The McMurdo Dry Valleys (MDVs) are a cold desert region of Antarctica supporting terrestrial and aquatic ecosystems that host microbial food webs, with few species of primitive animals (like tardigrades and nematodes), and no vascular plants or vertebrates. The organisms that persist here have adapted to the cold, dark, and arid conditions that prevail for all but a brief period in the austral summer. In the summer, soils warm and glacial meltwater flows through streams into the open moats of permanently ice-covered, closed-basin lakes. Because of this energy, water, and ecological connectivity, most biological activity across the landscape occurs in summer. Through the winter, or polar night (6 months of darkness), glaciers, streams, and soil biota are inactive until sufficient light, heat, and liquid water return, while lake communities remain active all year.
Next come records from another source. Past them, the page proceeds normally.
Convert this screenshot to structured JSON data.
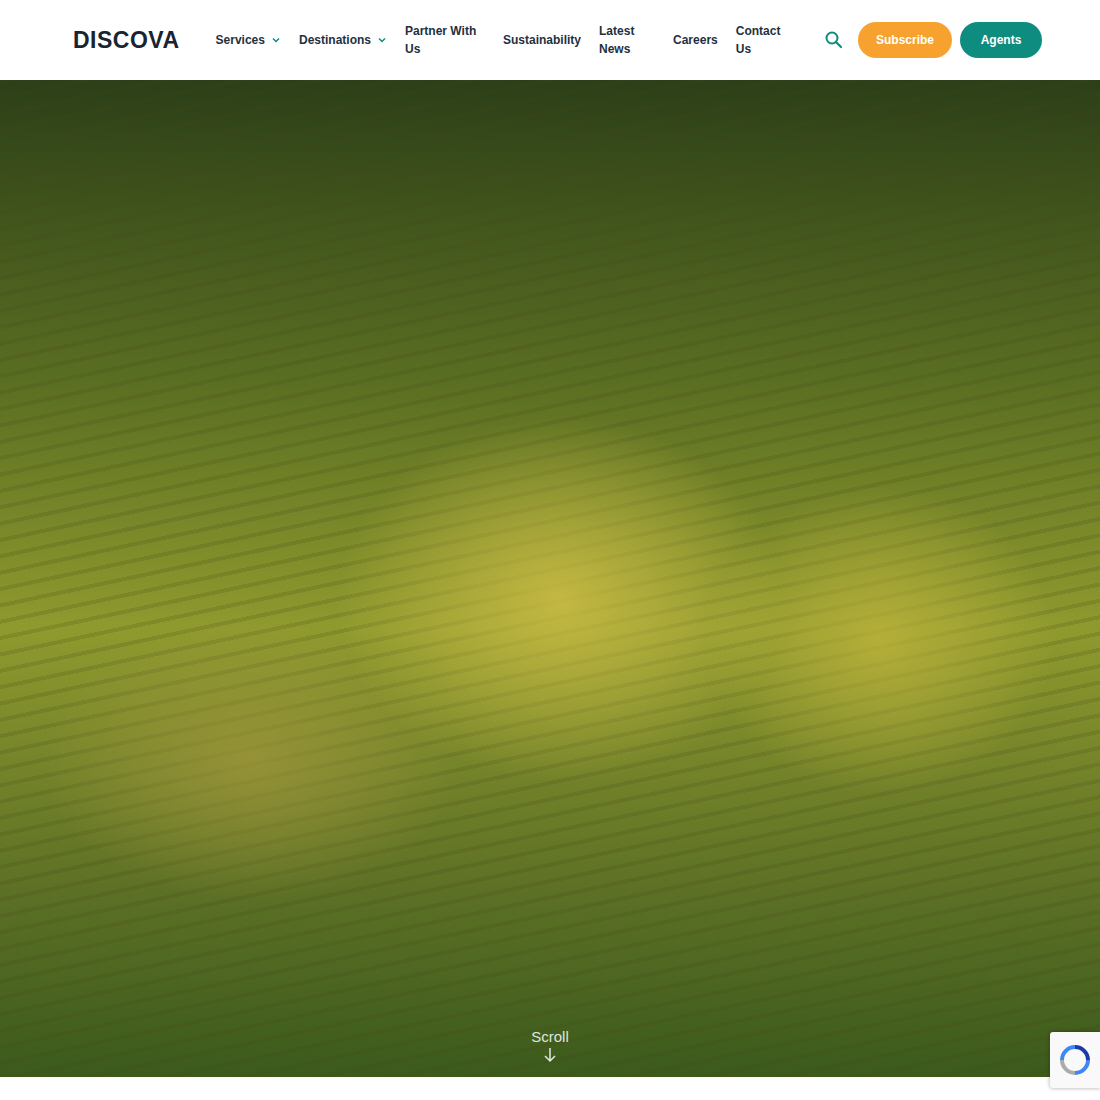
{
  "logo": "DISCOVA",
  "nav": [
    {
      "label": "Services",
      "kind": "menu"
    },
    {
      "label": "Destinations",
      "kind": "menu"
    },
    {
      "label": "Partner With Us",
      "kind": "link"
    },
    {
      "label": "Sustainability",
      "kind": "link"
    },
    {
      "label": "Latest News",
      "kind": "link"
    },
    {
      "label": "Careers",
      "kind": "link"
    },
    {
      "label": "Contact Us",
      "kind": "link"
    }
  ],
  "buttons": [
    "Subscribe",
    "Agents"
  ],
  "hero": {
    "scroll": "Scroll"
  }
}
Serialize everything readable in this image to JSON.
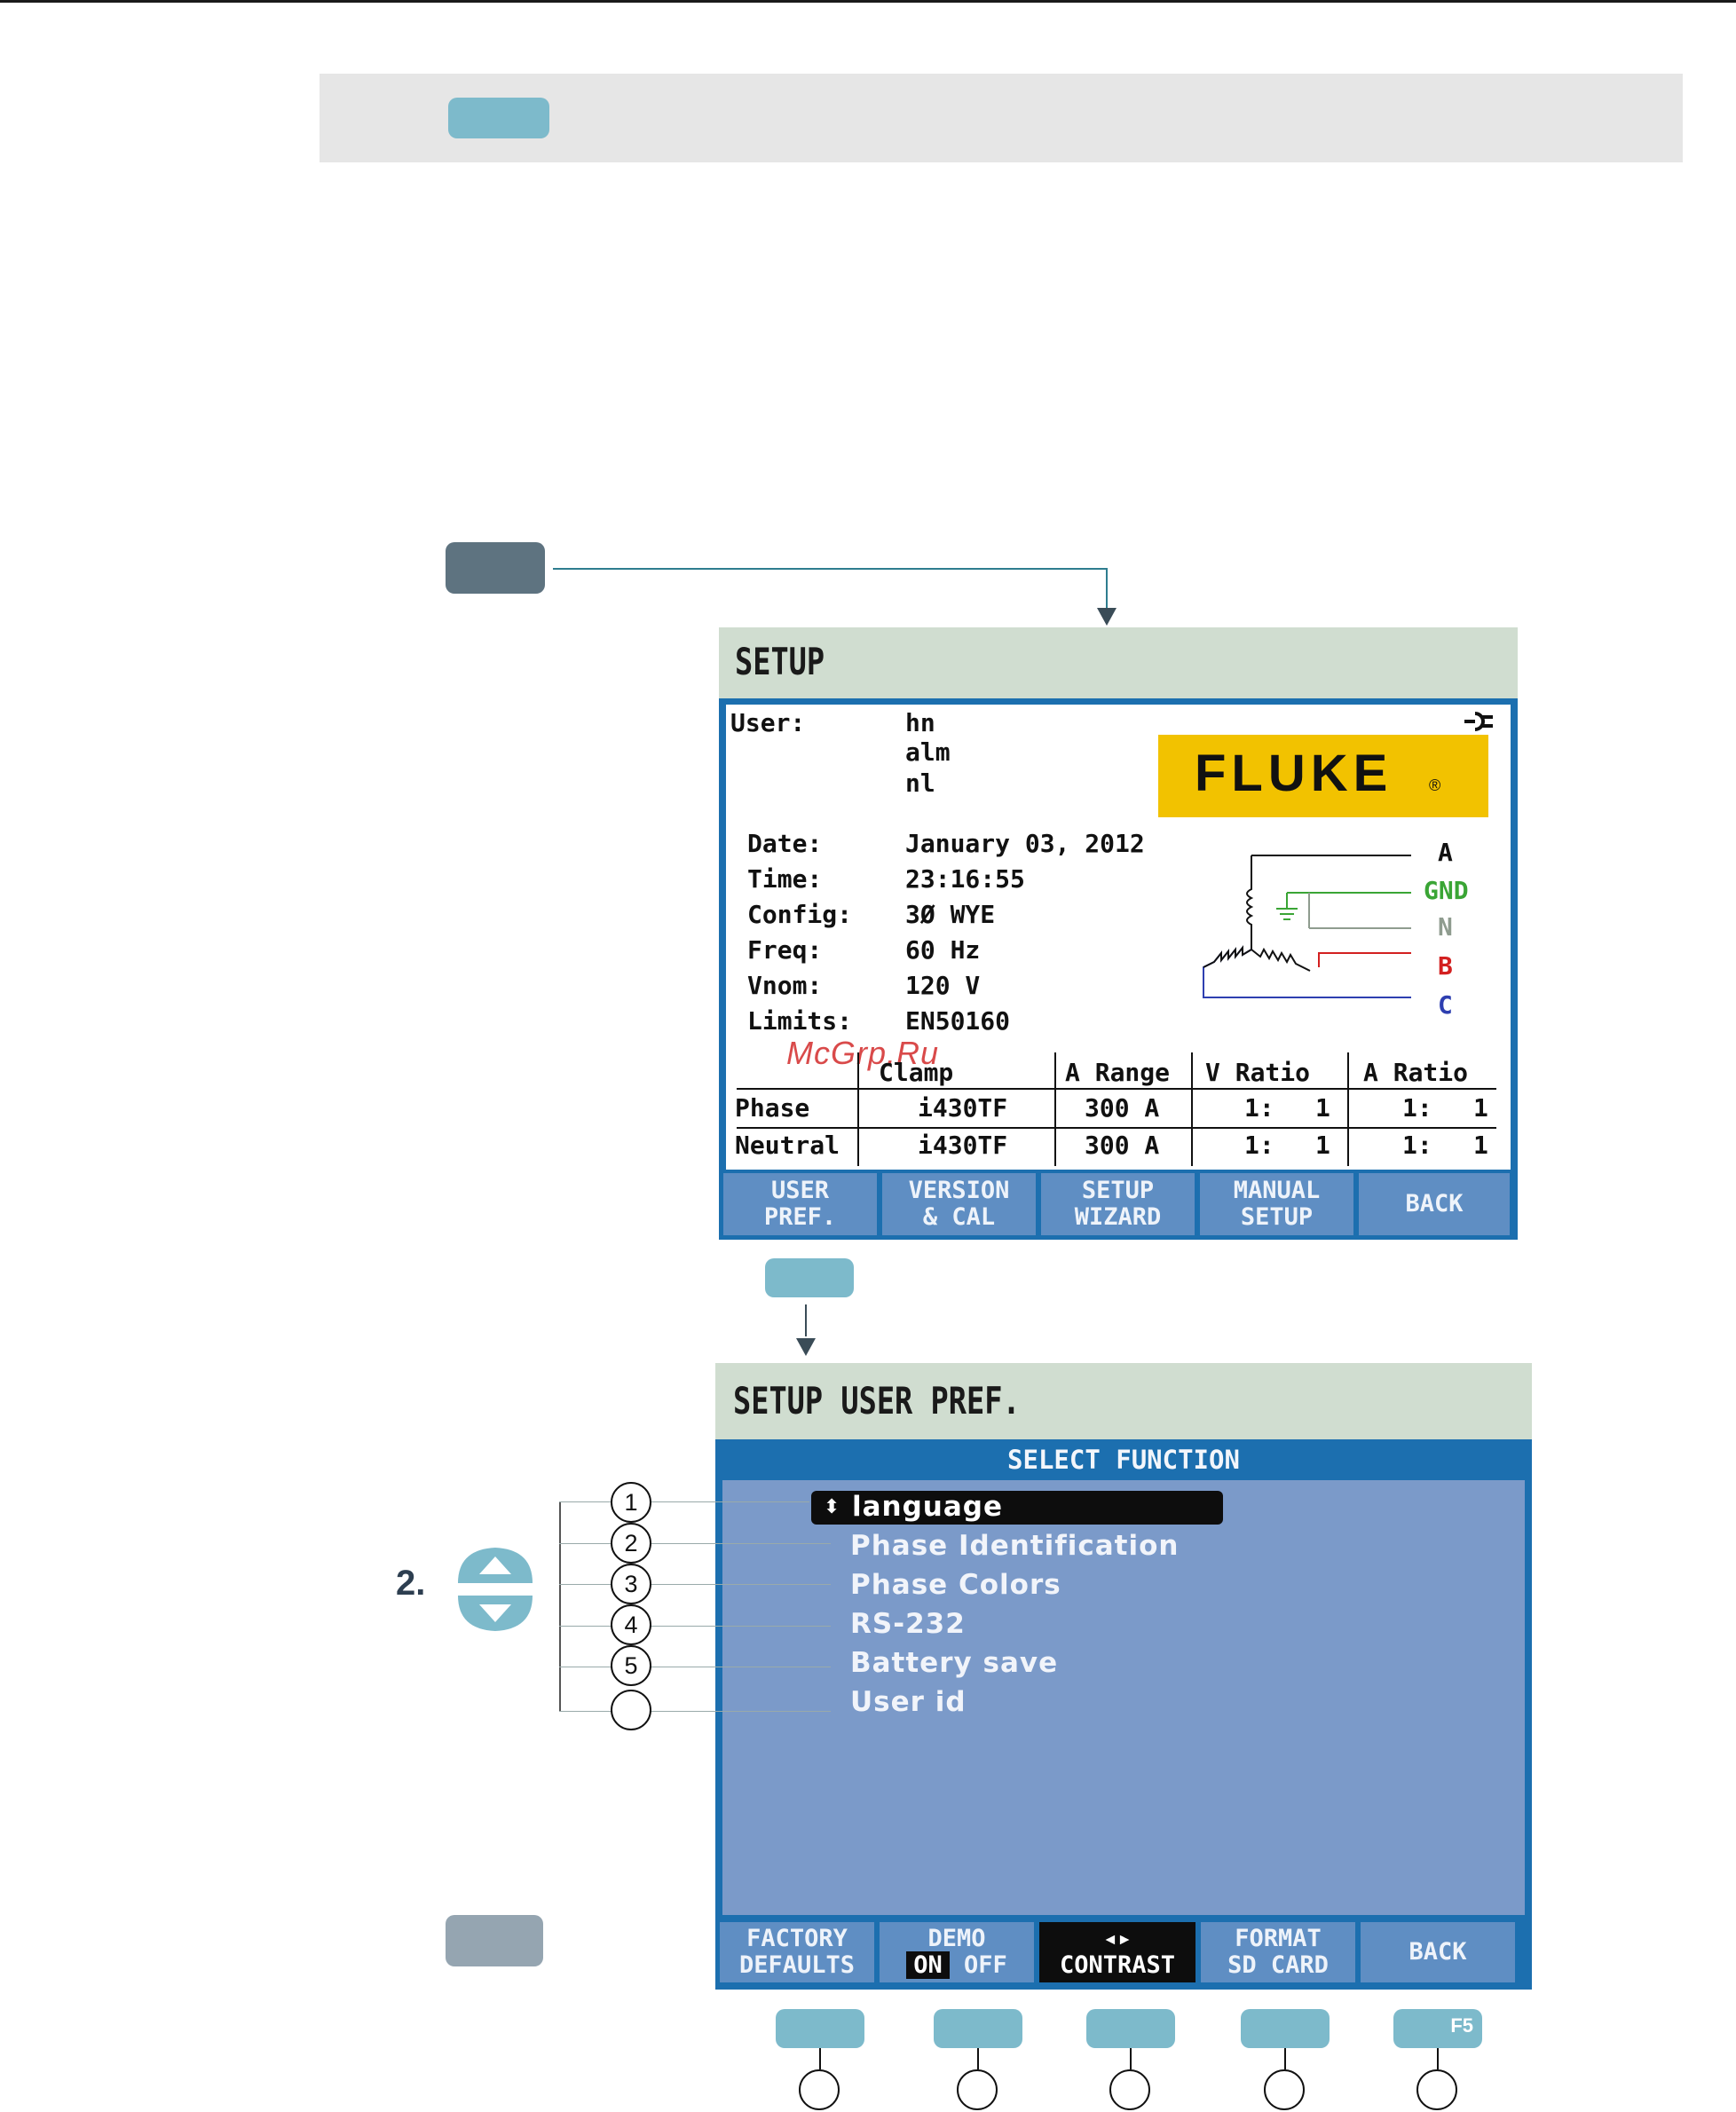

The McMurdo Dry Valleys LTER (MCM LTER) has studied this ecosystem since 1993. The last two cycles of the MCM LTER have documented dynamic landscape and ecosystem responses to recent warming and enhanced connectivity. Over the past 30 years, the MDVs have been disturbed by cooling, heatwaves, floods, rising lake levels, and permafrost and lake ice thaw. Considering the clear ecological responses to this variation in physical drivers, and climate models predicting further warming and more precipitation, the MDV ecosystem sits at a threshold between the familiar extreme cold and dry conditions and an uncertain future. In MCM6, we will examine how changes in the temporal variability of ecological connectivity interact with the existing landscape legacies that have defined habitat suitability and biogeochemical cycling for millennia.